2012 COA 31. No. 11CA0604. People in the Interest of C.Y.
Juvenile Sex-Related Acts—Competency—Pyschosexual Management Plan—Self-Incrimination—Due Process.

This case involves C.Y., a boy charged with having committed sex-related delinquent acts. After finding the boy incompetent to stand trial, the magistrate created a management plan requiring the boy to undergo a psychosexual evaluation. On review, the district court held that the boy should not be required to undergo the psychosexual evaluation. The judgment was reversed and the case was remanded with directions.

The boy was 11 years old when his 9-year-old sister reported to the police that he had grabbed her “butt” and “privates” many times over a four-month period. The boy suffers from significant mental and developmental disorders, including a serious brain injury, due in part to complications at birth. He lives with his mother and sister and receives extensive therapy and special education.

The boy was charged with having committed three delinquent acts that would constitute the adult offenses of aggravated incest, unlawful sexual contact, and assault in the third degree. He was released on bond to live with his mother. His sister initially was removed from the home, but after a safety plan was worked out, she returned.

The magistrate granted the request of the boy’s lawyer to have him evaluated to determine whether he was competent to stand trial. The magistrate found he was “incompetent to proceed to adjudication in this matter and cannot be restored to competency.” Following a hearing, a management plan was agreed on, except for a portion of the plan requiring the boy to undergo a psychosexual evaluation.
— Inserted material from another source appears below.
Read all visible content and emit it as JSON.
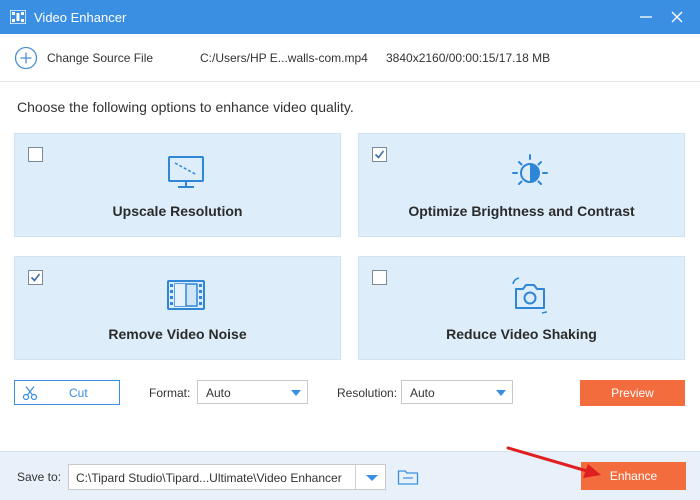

Several therapists and teachers who worked with the boy testified as to their concerns that he would not understand the evaluation or not be able to respond appropriately. The magistrate decided the boy should have the evaluation. The boy sought review of this decision and the district court agreed that the inclusion of the psychosexual evaluation in the treatment plan was legal error. The People appealed.
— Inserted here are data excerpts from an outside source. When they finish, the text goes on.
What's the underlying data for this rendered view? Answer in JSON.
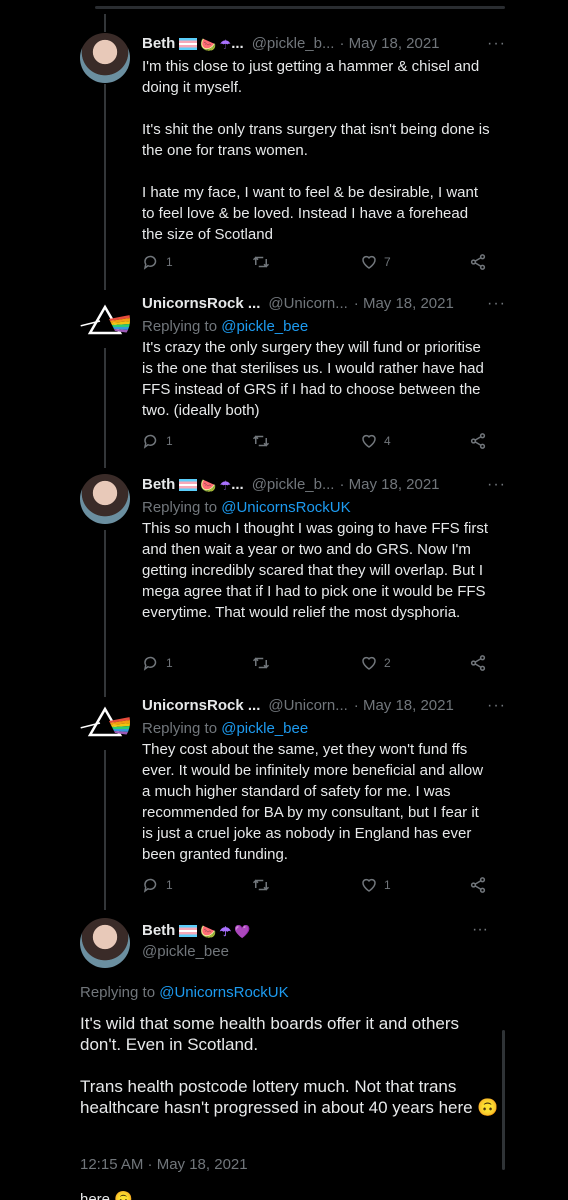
{
  "replies": [
    {
      "name": "Beth",
      "handle": "@pickle_b...",
      "date": "· May 18, 2021",
      "reply_to_prefix": "",
      "reply_to_user": "",
      "text": "I'm this close to just getting a hammer & chisel and doing it myself.\n\nIt's shit the only trans surgery that isn't being done is the one for trans women.\n\nI hate my face, I want to feel & be desirable, I want to feel love & be loved. Instead I have a forehead the size of Scotland",
      "replies_count": "1",
      "retweets_count": "",
      "likes_count": "7"
    },
    {
      "name": "UnicornsRock ...",
      "handle": "@Unicorn...",
      "date": "· May 18, 2021",
      "reply_to_prefix": "Replying to ",
      "reply_to_user": "@pickle_bee",
      "text": "It's crazy the only surgery they will fund or prioritise is the one that sterilises us. I would rather have had FFS instead of GRS if I had to choose between the two. (ideally both)",
      "replies_count": "1",
      "retweets_count": "",
      "likes_count": "4"
    },
    {
      "name": "Beth",
      "handle": "@pickle_b...",
      "date": "· May 18, 2021",
      "reply_to_prefix": "Replying to ",
      "reply_to_user": "@UnicornsRockUK",
      "text": "This so much I thought I was going to have FFS first and then wait a year or two and do GRS. Now I'm getting incredibly scared that they will overlap. But I mega agree that if I had to pick one it would be FFS everytime. That would relief the most dysphoria.",
      "replies_count": "1",
      "retweets_count": "",
      "likes_count": "2"
    },
    {
      "name": "UnicornsRock ...",
      "handle": "@Unicorn...",
      "date": "· May 18, 2021",
      "reply_to_prefix": "Replying to ",
      "reply_to_user": "@pickle_bee",
      "text": "They cost about the same, yet they won't fund ffs ever. It would be infinitely more beneficial and allow a much higher standard of safety for me. I was recommended for BA by my consultant, but I fear it is just a cruel joke as nobody in England has ever been granted funding.",
      "replies_count": "1",
      "retweets_count": "",
      "likes_count": "1"
    }
  ],
  "main": {
    "name": "Beth",
    "handle": "@pickle_bee",
    "reply_to_prefix": "Replying to ",
    "reply_to_user": "@UnicornsRockUK",
    "text": "It's wild that some health boards offer it and others don't. Even in Scotland.\n\nTrans health postcode lottery much. Not that trans healthcare hasn't progressed in about 40 years here 🙃",
    "timestamp": "12:15 AM · May 18, 2021",
    "cutoff_text": "here 🙃"
  },
  "ui": {
    "more_label": "···",
    "emoji_watermelon": "🍉",
    "emoji_umbrella": "☂",
    "emoji_heart": "💜",
    "ellipsis": "...",
    "accent": "#1d9bf0",
    "muted": "#71767b"
  }
}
The Court of Appeals held that the magistrate’s order for a psychosexual evaluation did not violate the boy’s rights and that the district court erred when it set aside that part of the order. The Court looked to the legislative purposes of the Children’s Code. It also noted that CRS §19-2-1305(3) makes inadmissible evidence that is obtained during an evaluation or treatment related to the juvenile’s competency or incompetency. The privileges against compelled self-incrimination are not violated if, as here, juveniles are given immunity that is coextensive with the protections afforded by the Fifth Amendment.

The boy argued that the court undermined his due process right to be presumed innocent by requiring the psychosexual evaluation. The Court held that because the magistrate found that the boy is incompetent to stand trial and cannot be restored to competency, he will never stand trial. Therefore, the presumption of innocence was not implicated in requiring the evaluation.